While the two works are separated by over a century, Hackman sees both musical and aesthetic similarities between them.

When speaking about those similarities, he becomes animated and verbose. “Sorry I’m talking so much,” he apologizes over the phone. “I’ve got a premiere tonight and the adrenaline has already kicked in.” He’s referring to his newest mash-up, this one between Tchaikovsky and hip-hop chart-topper Drake, to be performed by the Pittsburgh Symphony.  

While some of Hackman’s musical combinations have been, self-admittedly, more successful than others (he’s also fused Beethoven with Coldplay, Bartók with Björk, and Copland with Bon Iver), Radiohead v. Brahms was the first large-scale mash-up that he says “just worked.”
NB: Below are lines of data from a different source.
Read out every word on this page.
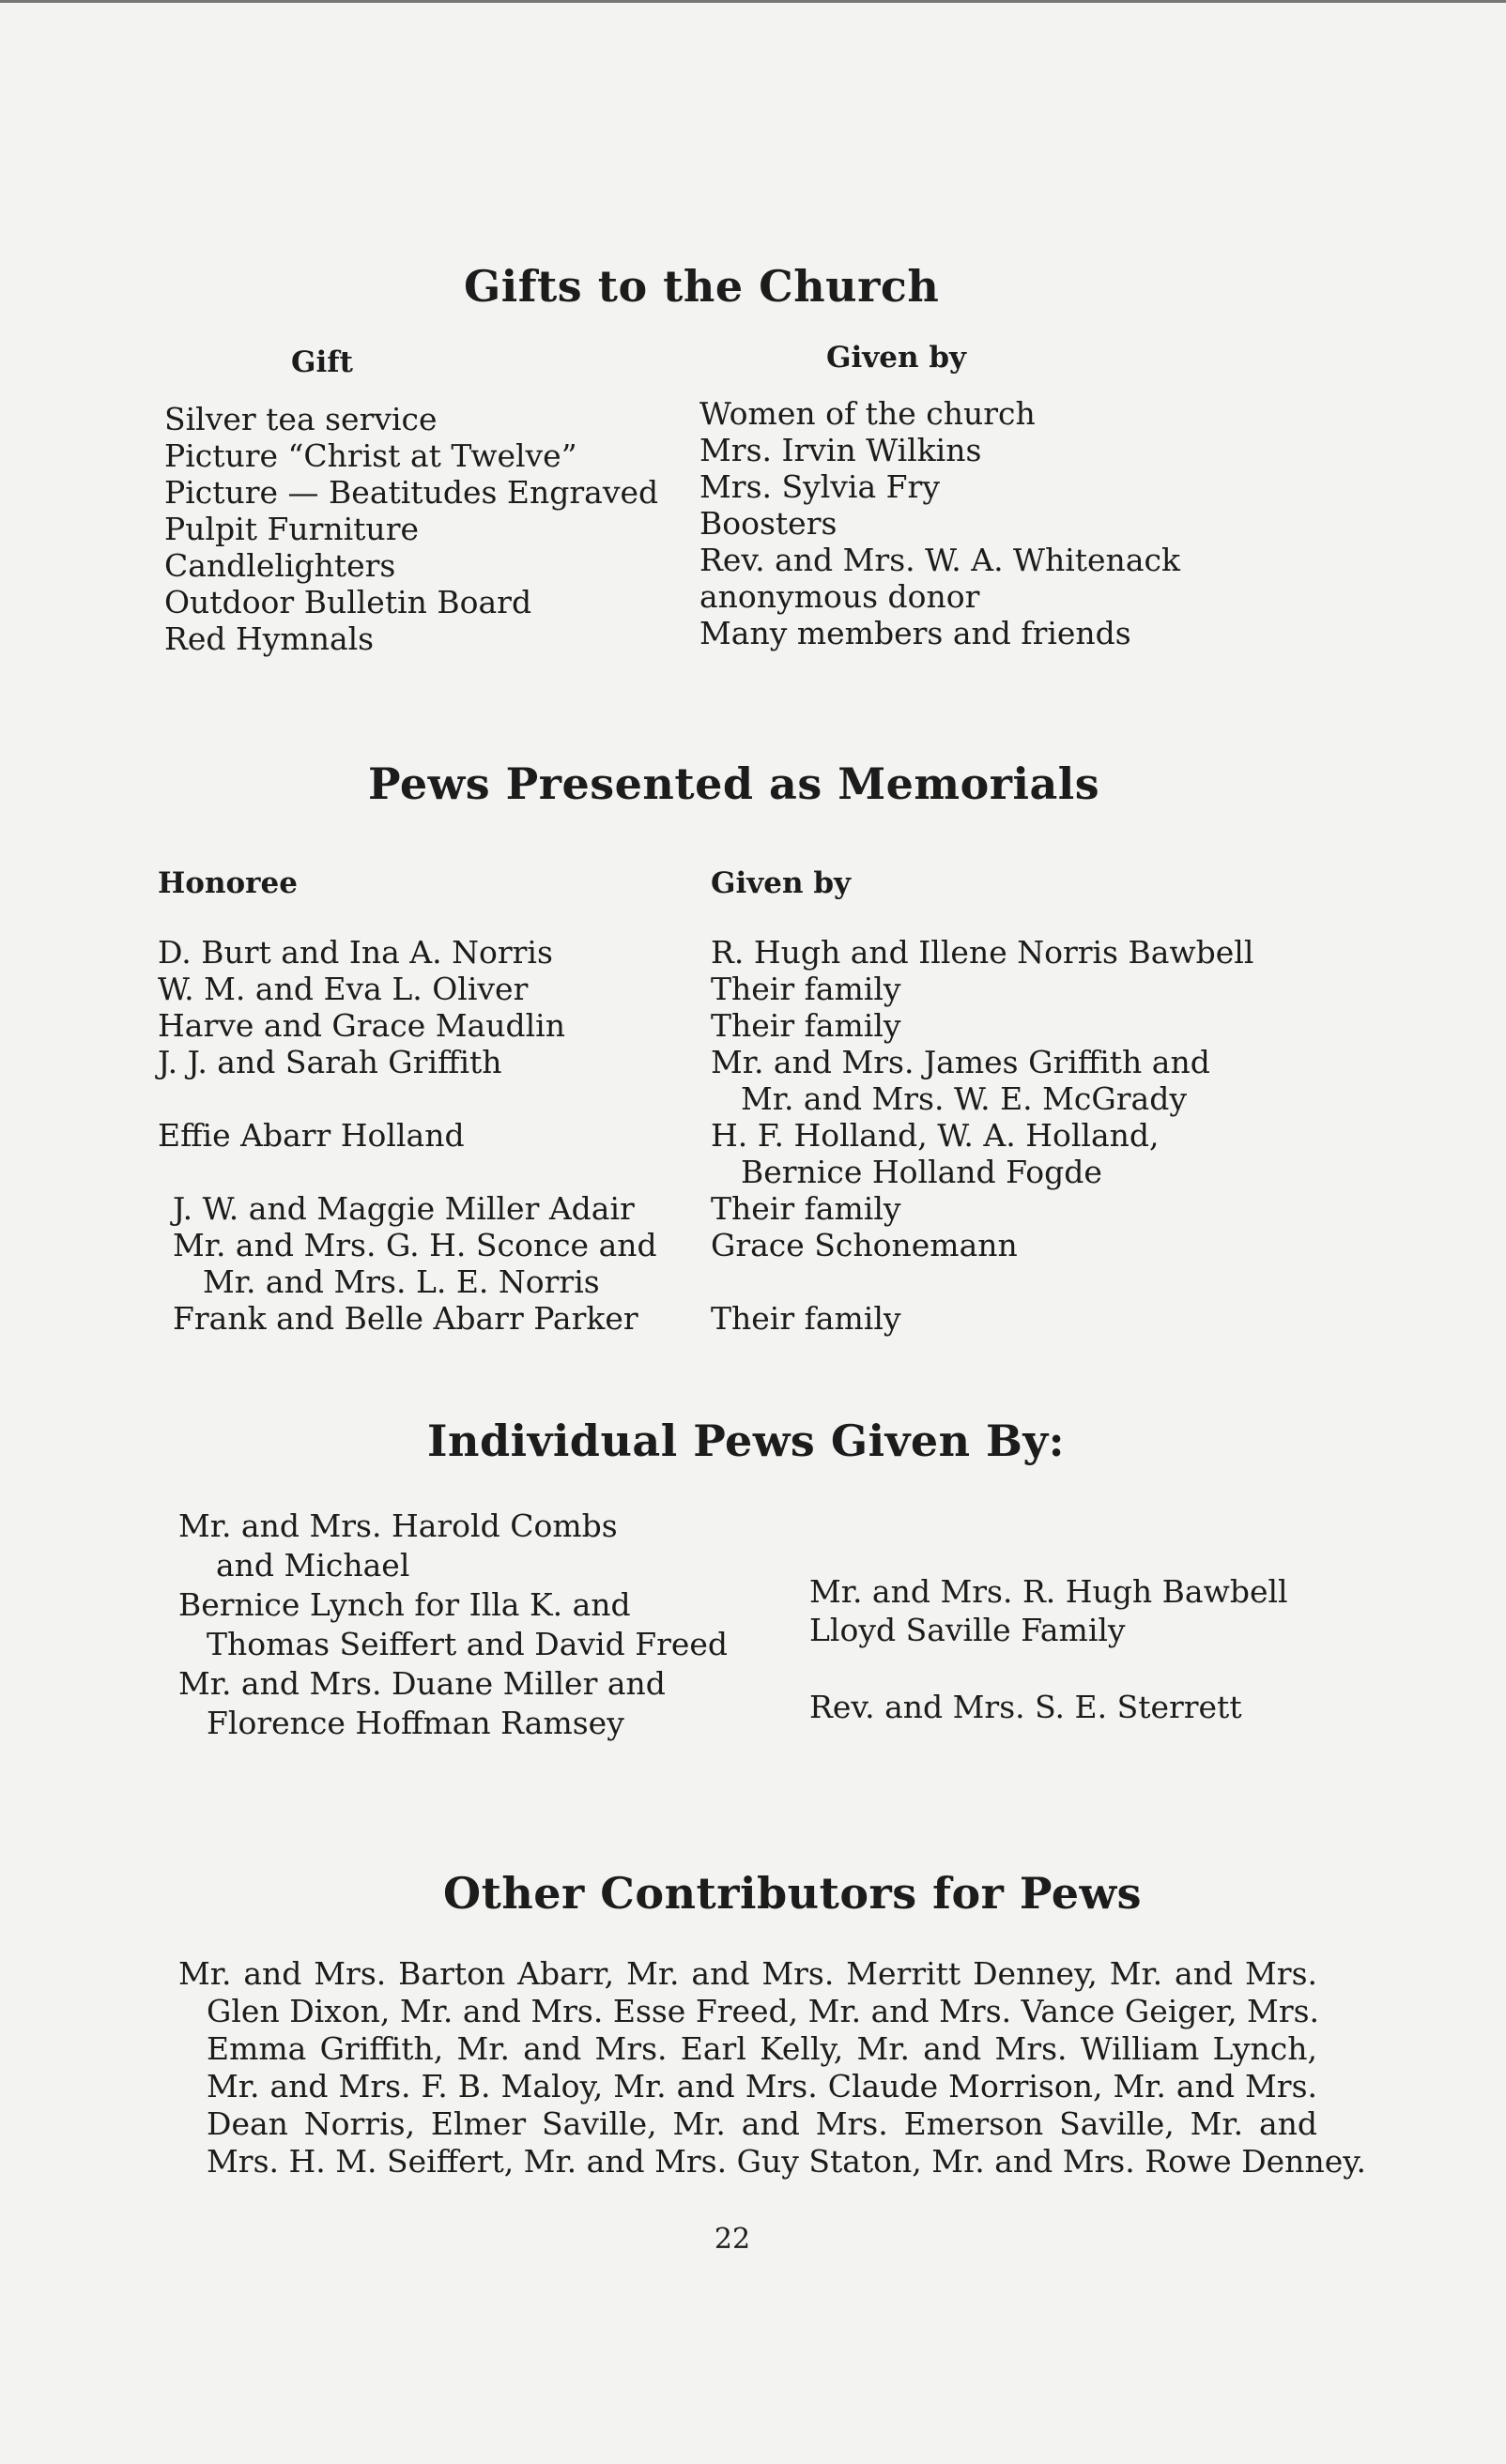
Gifts to the Church
Gift	Given by
Silver tea service
Picture “Christ at Twelve”
Picture — Beatitudes Engraved
Pulpit Furniture
Candlelighters
Outdoor Bulletin Board
Red Hymnals
Women of the church
Mrs. Irvin Wilkins
Mrs. Sylvia Fry
Boosters
Rev. and Mrs. W. A. Whitenack
anonymous donor
Many members and friends
Pews Presented as Memorials
Honoree	Given by
D. Burt and Ina A. Norris
W. M. and Eva L. Oliver
Harve and Grace Maudlin
J. J. and Sarah Griffith
Effie Abarr Holland
J. W. and Maggie Miller Adair
Mr. and Mrs. G. H. Sconce and
Mr. and Mrs. L. E. Norris
Frank and Belle Abarr Parker
R. Hugh and Illene Norris Bawbell
Their family
Their family
Mr. and Mrs. James Griffith and
Mr. and Mrs. W. E. McGrady
H. F. Holland, W. A. Holland,
Bernice Holland Fogde
Their family
Grace Schonemann
Their family
Individual Pews Given By:
Mr. and Mrs. Harold Combs
and Michael
Bernice Lynch for Illa K. and
Thomas Seiffert and David Freed
Mr. and Mrs. Duane Miller and
Florence Hoffman Ramsey
Mr. and Mrs. R. Hugh Bawbell
Lloyd Saville Family
Rev. and Mrs. S. E. Sterrett
Other Contributors for Pews

Mr. and Mrs. Barton Abarr, Mr. and Mrs. Merritt Denney, Mr. and Mrs.
Glen Dixon, Mr. and Mrs. Esse Freed, Mr. and Mrs. Vance Geiger, Mrs.
Emma Griffith, Mr. and Mrs. Earl Kelly, Mr. and Mrs. William Lynch,
Mr. and Mrs. F. B. Maloy, Mr. and Mrs. Claude Morrison, Mr. and Mrs.
Dean Norris, Elmer Saville, Mr. and Mrs. Emerson Saville, Mr. and
Mrs. H. M. Seiffert, Mr. and Mrs. Guy Staton, Mr. and Mrs. Rowe Denney.

22
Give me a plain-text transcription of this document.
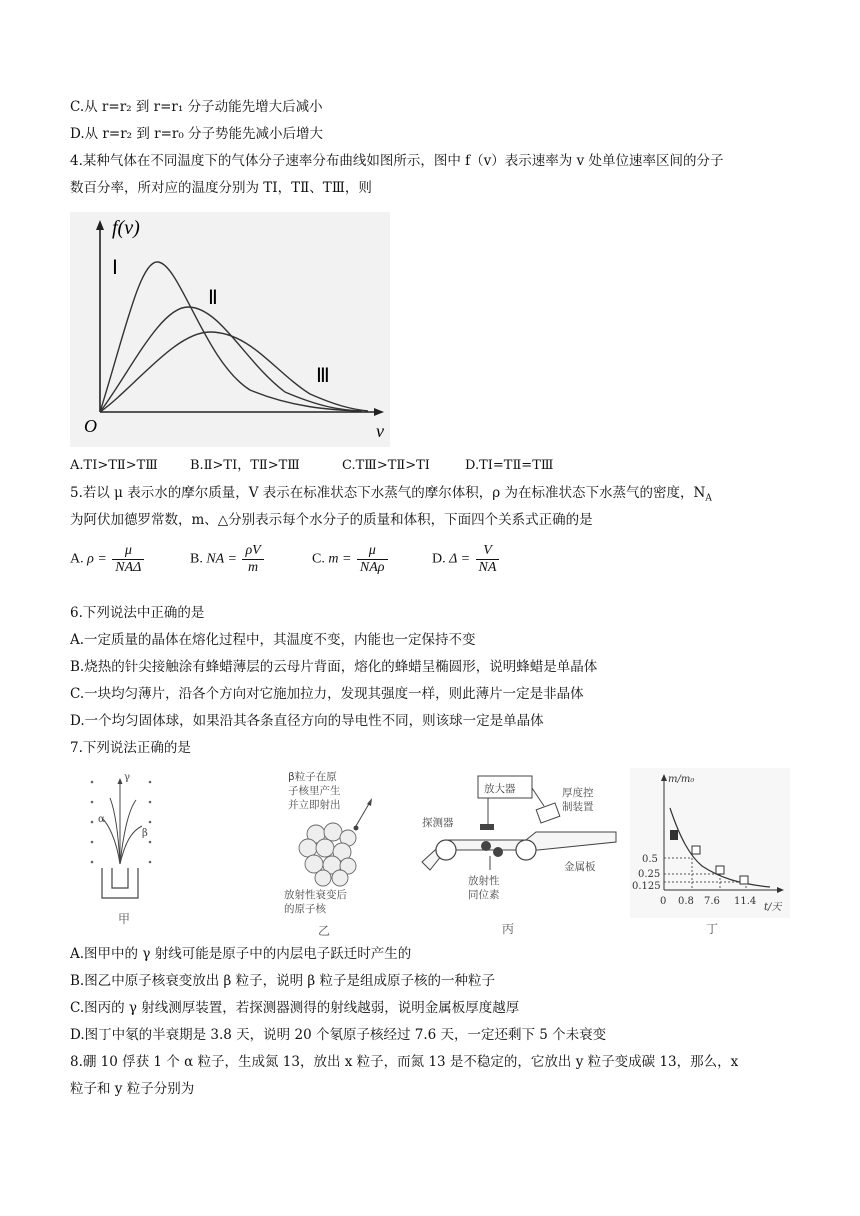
C.从 r=r₂ 到 r=r₁ 分子动能先增大后减小
D.从 r=r₂ 到 r=r₀ 分子势能先减小后增大
4.某种气体在不同温度下的气体分子速率分布曲线如图所示，图中 f（v）表示速率为 v 处单位速率区间的分子
数百分率，所对应的温度分别为 TⅠ，TⅡ、TⅢ，则
f(v)
v
O
Ⅰ
Ⅱ
Ⅲ
A.TⅠ>TⅡ>TⅢ B.Ⅱ>TⅠ，TⅡ>TⅢ	C.TⅢ>TⅡ>TⅠ	D.TⅠ=TⅡ=TⅢ
5.若以 μ 表示水的摩尔质量，V 表示在标准状态下水蒸气的摩尔体积，ρ 为在标准状态下水蒸气的密度，$N_A$
为阿伏加德罗常数，m、△分别表示每个水分子的质量和体积，下面四个关系式正确的是
A. $\rho = \frac{\mu}{\text{NAΔ}}$	B. NA = $\frac{\rho V}{m}$	C. $m = \frac{\mu}{\text{NAρ}}$	D. $\Delta = \frac{V}{NA}$
6.下列说法中正确的是
A.一定质量的晶体在熔化过程中，其温度不变，内能也一定保持不变
B.烧热的针尖接触涂有蜂蜡薄层的云母片背面，熔化的蜂蜡呈椭圆形，说明蜂蜡是单晶体
C.一块均匀薄片，沿各个方向对它施加拉力，发现其强度一样，则此薄片一定是非晶体
D.一个均匀固体球，如果沿其各条直径方向的导电性不同，则该球一定是单晶体
7.下列说法正确的是
γ
α
β
甲
β粒子在原
子核里产生
并立即射出
放射性衰变后
的原子核
乙
放大器	厚度控
制装置
探测器
金属板
放射性
同位素
丙
m/m₀
t/天
0.5
0.25
0.125
0 0.8 7.6 11.4
丁
A.图甲中的 γ 射线可能是原子中的内层电子跃迁时产生的
B.图乙中原子核衰变放出 β 粒子，说明 β 粒子是组成原子核的一种粒子
C.图丙的 γ 射线测厚装置，若探测器测得的射线越弱，说明金属板厚度越厚
D.图丁中氡的半衰期是 3.8 天，说明 20 个氡原子核经过 7.6 天，一定还剩下 5 个未衰变
8.硼 10 俘获 1 个 α 粒子，生成氮 13，放出 x 粒子，而氮 13 是不稳定的，它放出 y 粒子变成碳 13，那么，x
粒子和 y 粒子分别为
On his dressing room piano, he picks out the first few arpeggios of Radiohead’s “No Surprises,” a track from the back half of OK Computer. “I don’t know if you can hear this,” he says as he hovers over the last chord of the song’s opening phrase, “but it pops up in the Brahms, too.”

He ventures a bit into theory and chord structure and explains that this particular chord (which happens to be a minor four chord with an added sixth) serves as one of the “musical anchor points” that made his fusion of Brahms and Radiohead possible.

Perhaps just as important as the musical similarities — which also include relationships in key and meter — are the aesthetic similarities. Hackman describes the Brahms symphony as brooding, weighty and tightly-wound, but with wonderful releases. “You can feel the 20 years it took [Brahms] to complete it,” he emphasizes. A similar moody restlessness pervades OK Computer, which critics at the time lauded as a snapshot of the anxieties of society at the onslaught of the information age.

As for critics of his mash-ups, Hackman says there are plenty. Save for a few Radiohead purists commenting on his YouTube account, he says most of the criticism comes from the classical side: “There’d be a problem if classical performers or audiences didn’t take issue with me ‘messing’ with Brahms. It’s sacred. It’s certainly not for everybody.”

He also says that mash-ups are “old news” in the world of popular music and probably less likely to ruffle any feathers — although, after a pause, he does mention Bartók’s penchant for infusing popular folk tunes into his classical compositions. Perhaps classical mash-ups are old news, too.

Hackman says he’s thrilled to have found so many established and reputable symphonies willing to take chances with classical music. He sees his mash-ups as an opportunity to engage a new generation of listeners that have yet to discover the likes of Brahms. Or, conversely, classical aficionados who know very little about Radiohead.

Either way, he emphasizes his respect and admiration for both musical works and his excitement over hearing each through an “elaborate, decadent and magnificent new lens.”